Die Staudammbetreiberfirma Companhia Hidrelétrica Teles Pires S/A gehört jeweils zu 24,5 Prozent den staatlichen Firmen Eletrobras-Eletrosul und Eletrobras-Furnas, zu 0,9 Prozent der privaten Firma Odebrecht Energia und 50,1 Prozent der Firma Neoenergia. Neoenergia wiederum gehört zu 49,01 Prozent dem Pensionsfonds der Banco do Brasil, der Caixa de Previdência dos Funcionários do Banco do Brasil (Previ), der Banco do Brasil zu 11,99 Prozent und zu 39 Prozent der spanischen Iberdrola.

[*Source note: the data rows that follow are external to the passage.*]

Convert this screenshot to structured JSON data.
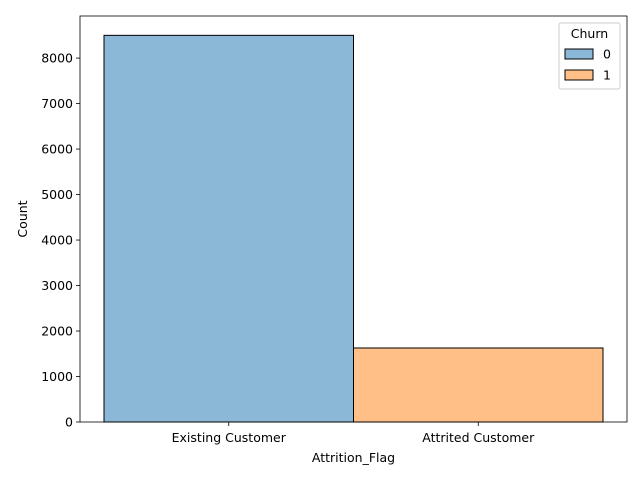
{
  "chart_data": {
    "type": "bar",
    "xlabel": "Attrition_Flag",
    "ylabel": "Count",
    "categories": [
      "Existing Customer",
      "Attrited Customer"
    ],
    "series": [
      {
        "name": "0",
        "color": "#8cb8d8",
        "values": [
          8500,
          0
        ]
      },
      {
        "name": "1",
        "color": "#ffbf87",
        "values": [
          0,
          1627
        ]
      }
    ],
    "ylim": [
      0,
      8925
    ],
    "yticks": [
      0,
      1000,
      2000,
      3000,
      4000,
      5000,
      6000,
      7000,
      8000
    ],
    "legend": {
      "title": "Churn",
      "placement": "top-right"
    },
    "grid": false
  }
}
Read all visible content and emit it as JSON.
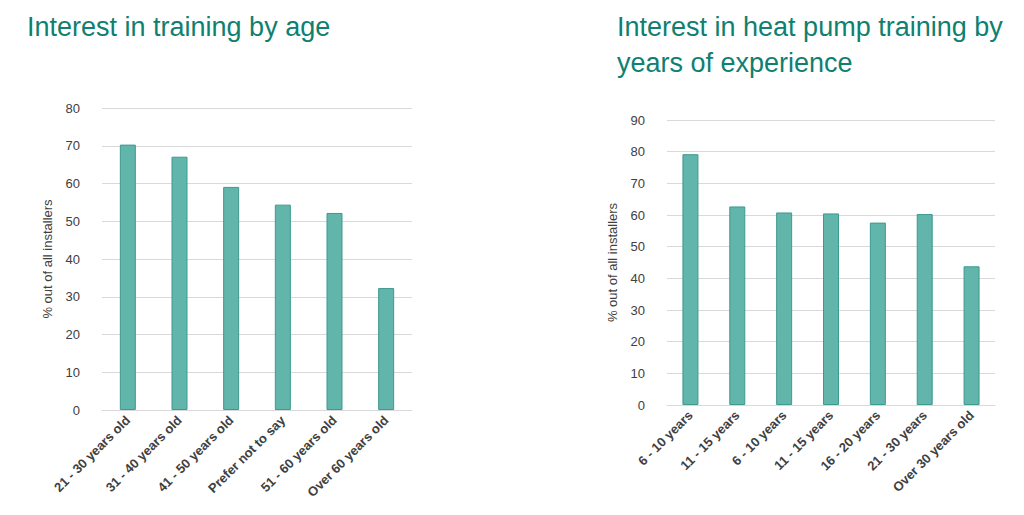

Den Bau des umstrittenen Staudamms Teles Pires hat die deutsche Münchener Rückversicherungsgesellschaft gegen Schäden rückversichert. Eine Vertreterin der brasilianischen Widerstandsbewegung Movimento Xingu Vivo para Sempre war deshalb 2015 eigens zur Hauptversammlung der Münchener Rück nach München gereist, um die Konzernvorstände auf die Verstrickung der Munich Re beim Staudamm Teles Pires am gleichnamigen Fluss anzusprechen. Ihr war es vorbehalten, die entscheidende Frage zu stellen: "Am Teles Pires haben die Baufirmen einen riesigen Wasserfall gesprengt: Dieser Wasserfall heißt Sete Quedas. Für die Indigenen Kayabi, Apyaka und Munduruku ist Sete Quedas ihr heiligster Ort. Wie würden Sie reagieren, wenn eine Baufirma daherkommt und die Münchener Frauenkirche mit Bulldozern einreißt?" Der Vorstandsvorsitzende von Bomhard hatte darauf keine Antwort. Manchmal spricht Sprachlosigkeit dann doch Bände.